South Africa’s cabinet has approved an investment plan for an $8.5 billion package to accelerate the country’s transition away from coal and towards clean energy. In a short statement, cabinet said the plan “outlines the investments required to achieve the decarbonisation commitments made by the government of South Africa while promoting sustainable development, and ensuring a just transition for affected workers and communities”. The plan, expected to be published at next month’s Cop27 climate summit, follows nearly a year of negotiations between the governments of South Africa and the UK, EU, US, France and Germany, which are contributing funds.
One of the world's biggest wind turbines has recorded a remarkable renewable energy production total, reigning in a massive 359 megawatt-hours within 24 hours. In a tweet, Siemens Gamesa, a Spanish-German wind engineering company that manufactures wind turbines for onshore and offshore services, noted that their SG 14-222 DD has broken the record for most power produced by a single turbine in one day. The company said that the turbine had produced enough energy to drive 1.12 million miles (1.8m km) in a mid-sized electric car!
Our Time Has Come
With its imposing bronze doors, inlaid marble corridors and committee rooms lined with kid leather, the Royal Institute of British Architects is the apogee of professional pomp. Elderly white men in bow ties have tended to run the very grand and possibly even stuffy Institute, but things are likely to get a bit of a shake up now that Muyiwa Oki, its youngest boss ever at 31, has been appointed as president. In large measure, it's thanks to a network of pressure groups that succeeded in mobilising a younger generation of architects - overworked, underpaid and thirsty for change - to make themselves known at the ballot box. "Our time has come," says the new RIBA president.
During the United Nations’ climate conference in Scotland last year, the Biden Administration announced an international initiative to curb emissions of a powerful greenhouse gas - the Global Methane Pledge. More than 120 countries have since signed on, agreeing to cut methane emissions by at least 30 percent from 2020 levels by 2030. Australia, one of the last major holdouts among developed countries, has now joined the list.
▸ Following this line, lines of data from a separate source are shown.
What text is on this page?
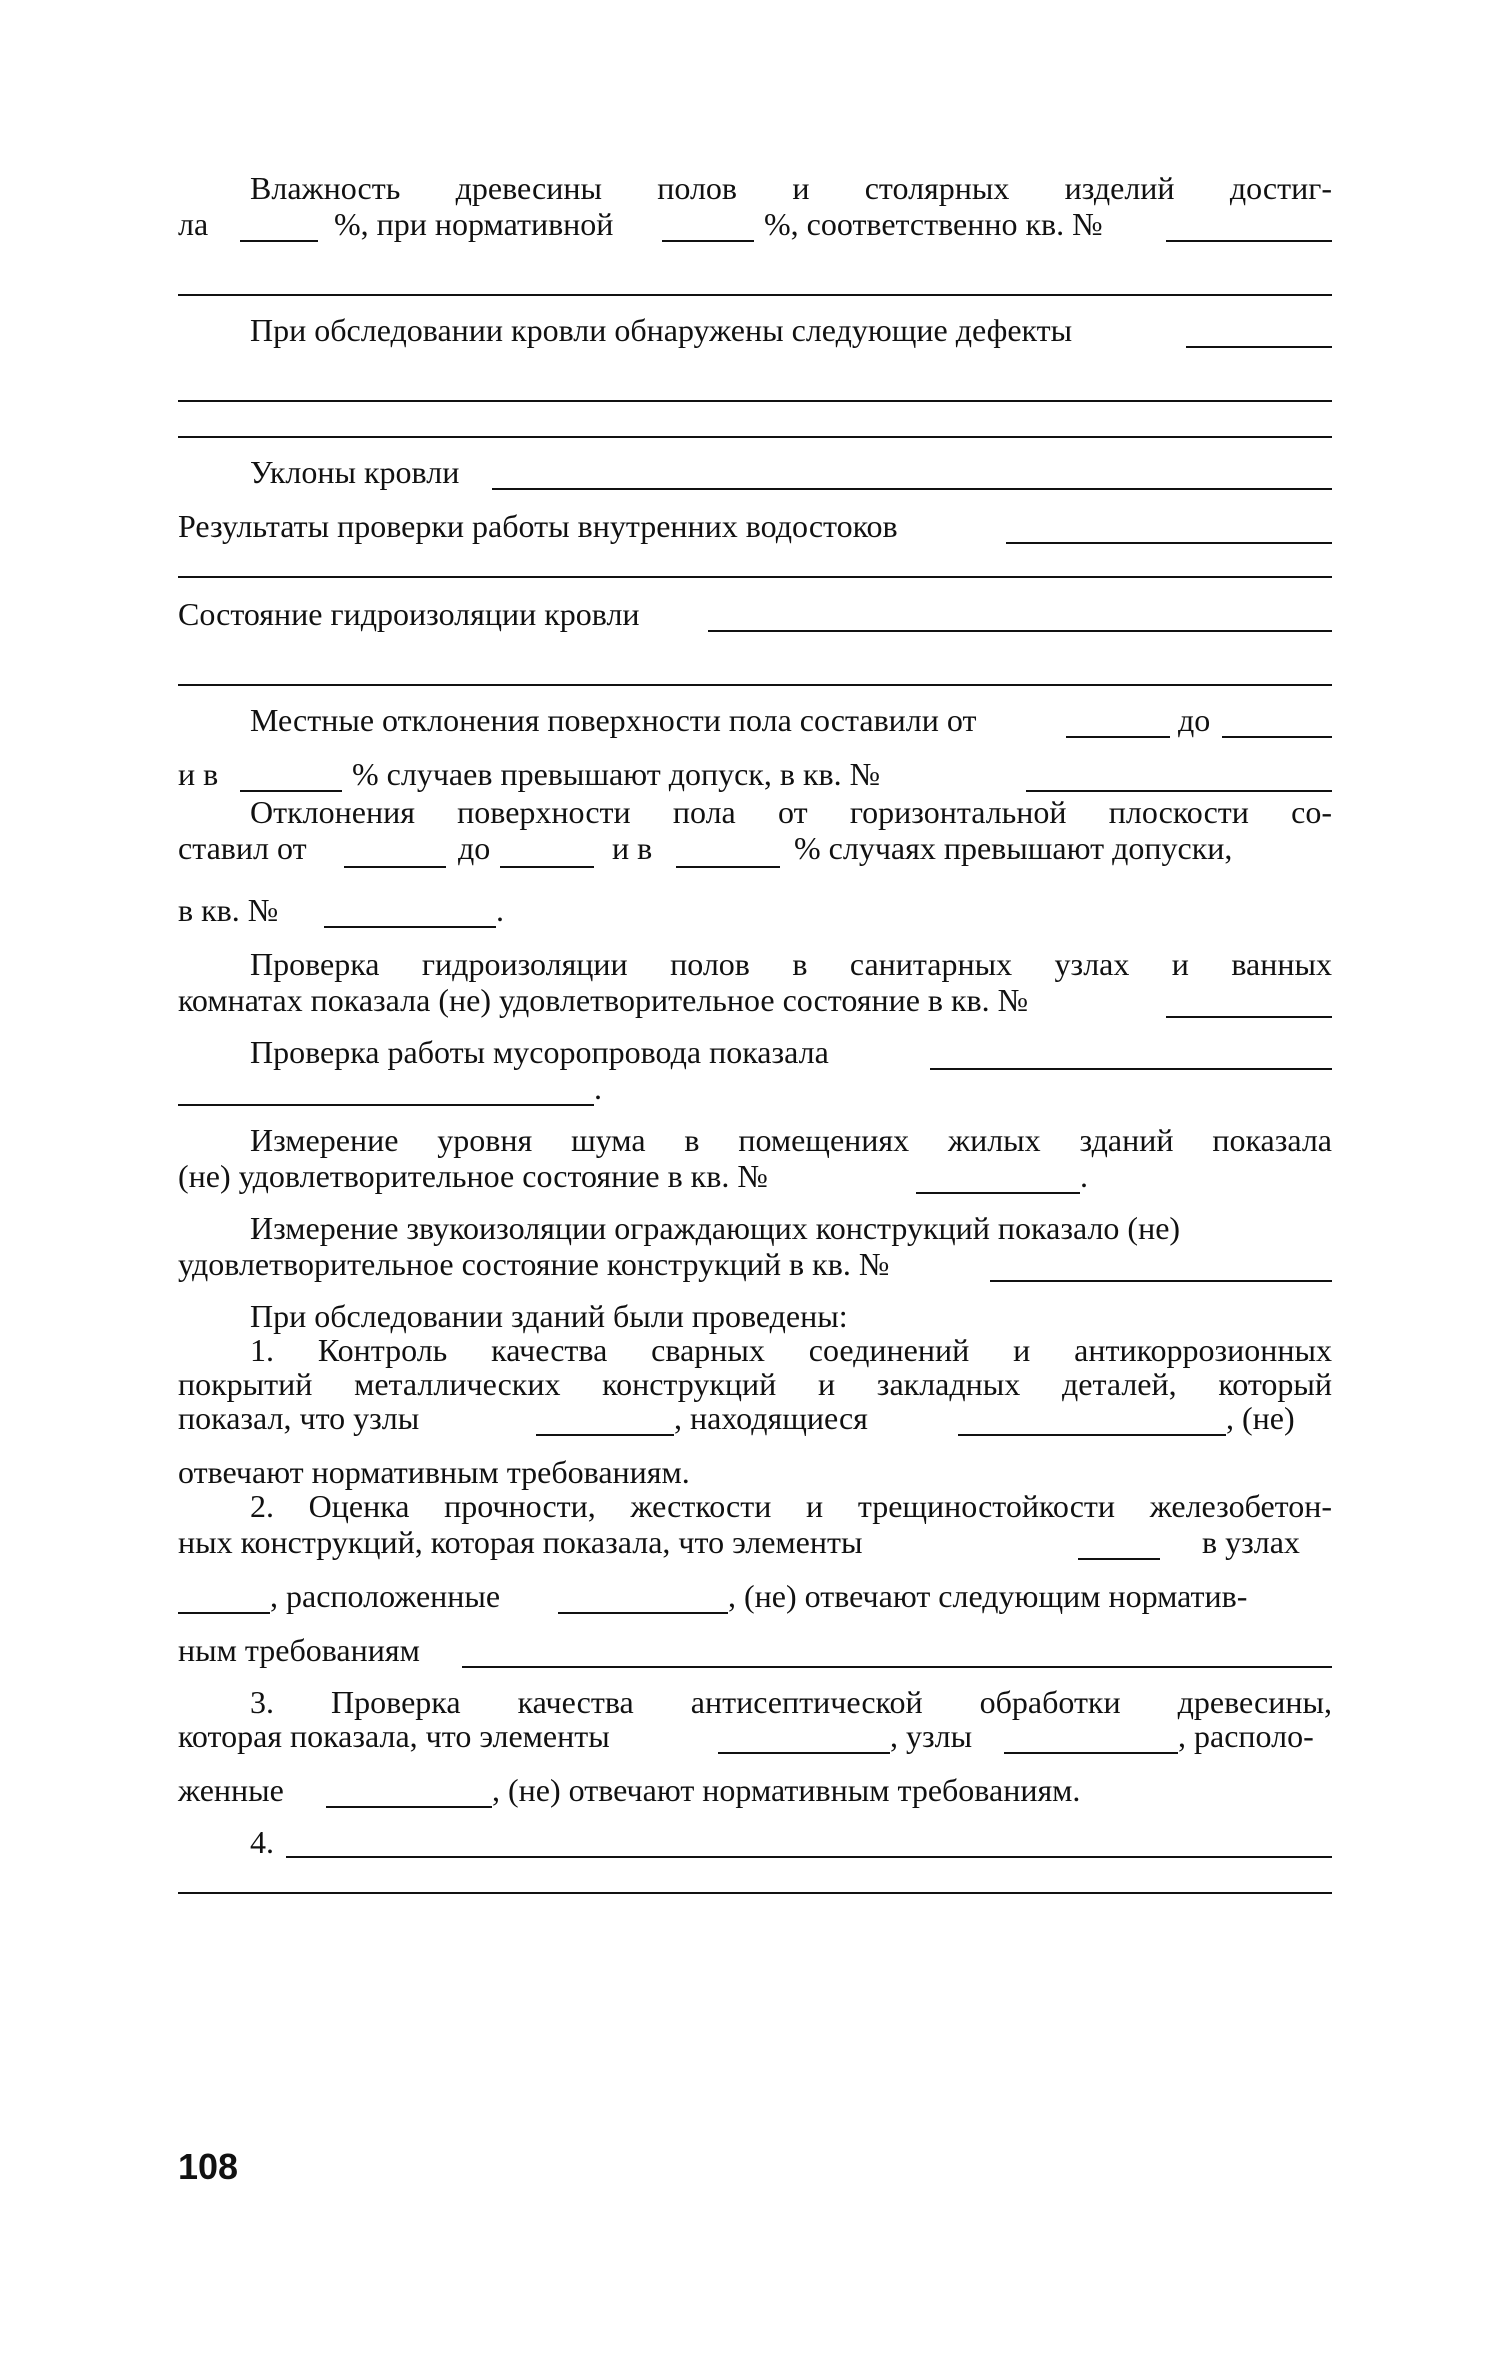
Влажность древесины полов и столярных изделий достиг-
ла	%, при нормативной	%, соответственно кв. №
При обследовании кровли обнаружены следующие дефекты
Уклоны кровли
Результаты проверки работы внутренних водостоков
Состояние гидроизоляции кровли
Местные отклонения поверхности пола составили от	до
и в	% случаев превышают допуск, в кв. №
Отклонения поверхности пола от горизонтальной плоскости со-
ставил от	до	и в	% случаях превышают допуски,
в кв. №	.
Проверка гидроизоляции полов в санитарных узлах и ванных
комнатах показала (не) удовлетворительное состояние в кв. №
Проверка работы мусоропровода показала
.
Измерение уровня шума в помещениях жилых зданий показала
(не) удовлетворительное состояние в кв. №	.
Измерение звукоизоляции ограждающих конструкций показало (не)
удовлетворительное состояние конструкций в кв. №
При обследовании зданий были проведены:
1. Контроль качества сварных соединений и антикоррозионных
покрытий металлических конструкций и закладных деталей, который
показал, что узлы	, находящиеся	, (не)
отвечают нормативным требованиям.
2. Оценка прочности, жесткости и трещиностойкости железобетон-
ных конструкций, которая показала, что элементы	в узлах
, расположенные	, (не) отвечают следующим норматив-
ным требованиям
3. Проверка качества антисептической обработки древесины,
которая показала, что элементы	, узлы	, располо-
женные	, (не) отвечают нормативным требованиям.
4.
108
Cutting methane emissions is crucial for tackling climate change. The gas, which comes from agriculture, food waste, oil and gas infrastructure, and coal mines, has a warming impact that’s 84 times more powerful than carbon dioxide. It accounts for about half of the warming the world has experienced since the pre-industrial era. But it only stays in the atmosphere for about a decade, so immediate action would bring near-immediate benefits.
Quote of the Day
“I’d rather regret the things I’ve done than regret the things I haven’t done.”
On this Day
27 October 1795: Pinckney's Treaty, an agreement between the United States and Spain, was signed, giving the United States navigation rights on the Mississippi River.
Up to half a billion monarch butterflies lie sleeping having overwintered in Mexico. As winter ends and spring arrives, the sun warms their wings and the forest comes to life as a cascade of butterflies take flight!